At conception, the median score on the Expanded Disability Status Scale (EDSS) was 1 for white patients cand 1.5 for those from other backgrounds. In other words, although most patients had fairly mild disability overall, white patients tended to be less disabled when they became pregnant, even though they were also older on average. 

“Black and Hispanic women entered pregnancy with less opportunities and greater MS-related inflammatory activity and disability than white women,” the researchers said. 

Ultrasound rates at 14 weeks of pregnancy were significantly higher in white patients (98.6% vs. 93.9%), but pregnancy-related complications like preeclampsia and gestational diabetes occurred at comparable rates in all the ethnic/racial backgrounds. 

“We found that Black and Hispanic women were less likely to receive recommended prenatal care in the form of a 14-week ultrasound,” the researchers wrote, adding the finding is “consistent with the national trend of Black and Hispanic women being less likely to receive prenatal care compared with white women.” 

Black patients had higher rates of emergency C-sections, which is also consistent with national trends.

Use of DMTs comparable

The number of patients treated with disease-modifying therapies for MS during pregnancy was comparable among the groups. Some outcomes indicated Black and Hispanic patients tended to have more disease activity. For example, they had somewhat higher relapse rates, but these differences weren’t generally statistically significant. 
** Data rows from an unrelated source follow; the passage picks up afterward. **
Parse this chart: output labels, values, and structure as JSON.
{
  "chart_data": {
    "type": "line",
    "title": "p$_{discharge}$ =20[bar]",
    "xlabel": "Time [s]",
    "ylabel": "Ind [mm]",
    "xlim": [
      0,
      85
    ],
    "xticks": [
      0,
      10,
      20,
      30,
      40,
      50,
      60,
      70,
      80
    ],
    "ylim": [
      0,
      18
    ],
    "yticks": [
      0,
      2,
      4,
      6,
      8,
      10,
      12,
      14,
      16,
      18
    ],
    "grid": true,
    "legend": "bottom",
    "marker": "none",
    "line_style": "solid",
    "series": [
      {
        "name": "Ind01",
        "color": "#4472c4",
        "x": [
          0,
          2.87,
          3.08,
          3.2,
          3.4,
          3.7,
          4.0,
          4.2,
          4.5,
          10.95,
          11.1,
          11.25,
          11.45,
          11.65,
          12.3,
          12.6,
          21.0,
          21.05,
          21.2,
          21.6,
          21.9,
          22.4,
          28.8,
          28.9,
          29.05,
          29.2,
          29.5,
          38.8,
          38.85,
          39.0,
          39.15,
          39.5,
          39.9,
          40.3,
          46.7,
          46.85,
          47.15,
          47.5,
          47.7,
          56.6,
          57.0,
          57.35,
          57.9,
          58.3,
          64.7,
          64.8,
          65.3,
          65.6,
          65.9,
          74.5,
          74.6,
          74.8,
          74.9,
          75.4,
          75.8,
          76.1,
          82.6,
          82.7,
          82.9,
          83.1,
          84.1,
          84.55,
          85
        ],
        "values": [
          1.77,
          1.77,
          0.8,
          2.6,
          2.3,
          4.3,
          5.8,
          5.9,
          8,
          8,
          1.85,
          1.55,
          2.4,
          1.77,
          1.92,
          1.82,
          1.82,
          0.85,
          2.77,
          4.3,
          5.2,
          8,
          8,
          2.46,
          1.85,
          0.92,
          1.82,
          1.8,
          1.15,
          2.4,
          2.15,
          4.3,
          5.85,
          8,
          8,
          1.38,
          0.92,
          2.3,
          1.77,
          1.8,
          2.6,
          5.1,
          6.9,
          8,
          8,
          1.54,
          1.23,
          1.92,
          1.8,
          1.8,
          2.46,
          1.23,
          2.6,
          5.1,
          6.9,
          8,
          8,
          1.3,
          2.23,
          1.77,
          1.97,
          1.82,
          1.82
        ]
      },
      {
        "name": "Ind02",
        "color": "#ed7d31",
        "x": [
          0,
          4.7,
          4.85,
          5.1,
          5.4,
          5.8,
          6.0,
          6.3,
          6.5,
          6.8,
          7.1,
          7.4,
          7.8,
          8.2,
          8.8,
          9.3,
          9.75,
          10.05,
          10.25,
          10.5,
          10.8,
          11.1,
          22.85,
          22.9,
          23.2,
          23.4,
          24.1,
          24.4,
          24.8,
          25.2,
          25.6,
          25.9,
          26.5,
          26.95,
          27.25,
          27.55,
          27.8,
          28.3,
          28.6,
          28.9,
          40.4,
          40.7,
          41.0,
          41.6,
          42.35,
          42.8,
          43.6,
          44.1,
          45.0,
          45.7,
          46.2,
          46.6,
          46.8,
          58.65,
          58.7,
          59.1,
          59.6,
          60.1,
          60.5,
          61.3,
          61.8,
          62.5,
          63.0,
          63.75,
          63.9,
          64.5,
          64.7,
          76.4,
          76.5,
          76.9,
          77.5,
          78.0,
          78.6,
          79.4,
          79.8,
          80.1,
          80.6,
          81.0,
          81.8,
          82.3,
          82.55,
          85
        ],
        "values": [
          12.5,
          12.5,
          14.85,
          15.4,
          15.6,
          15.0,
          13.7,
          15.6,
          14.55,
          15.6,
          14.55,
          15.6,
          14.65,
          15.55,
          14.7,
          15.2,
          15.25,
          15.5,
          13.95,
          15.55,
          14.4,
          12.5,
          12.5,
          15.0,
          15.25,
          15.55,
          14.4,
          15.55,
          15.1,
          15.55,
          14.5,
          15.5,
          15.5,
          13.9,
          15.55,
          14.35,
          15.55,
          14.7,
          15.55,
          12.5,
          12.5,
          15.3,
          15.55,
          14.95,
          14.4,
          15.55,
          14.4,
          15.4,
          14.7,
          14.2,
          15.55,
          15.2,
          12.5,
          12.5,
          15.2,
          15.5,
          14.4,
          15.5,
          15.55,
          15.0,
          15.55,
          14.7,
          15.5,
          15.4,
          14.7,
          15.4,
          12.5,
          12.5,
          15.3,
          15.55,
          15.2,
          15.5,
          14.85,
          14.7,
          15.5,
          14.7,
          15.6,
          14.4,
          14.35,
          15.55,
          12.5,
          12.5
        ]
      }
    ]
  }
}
The fact that rates of MS care were similar suggests “that socioeconomic opportunity, rather than MS-related care, may lay the foundation for disparities in MS outcomes,” Bove said. 

“Some reasons for these disparities include transportation, social support, insurance plans, childcare access for existing children, and availability of and access to prenatal appointments,” the researchers wrote. 

Regarding outcomes for babies, infants born to white patients had slightly higher birth weights on average, but the number of babies with an abnormally low birth weight wasn’t significantly different. Rates of breastfeeding also were similar in all three groups, though the median time spent breastfeeding was longer for white patients than Black or Hispanic patients (6 vs.4.5 months). 

“To attenuate some of the disparities identified in the current analyses, collaborative care models may help to increase and optimize access to quality prenatal and neurologic care,” the researchers said.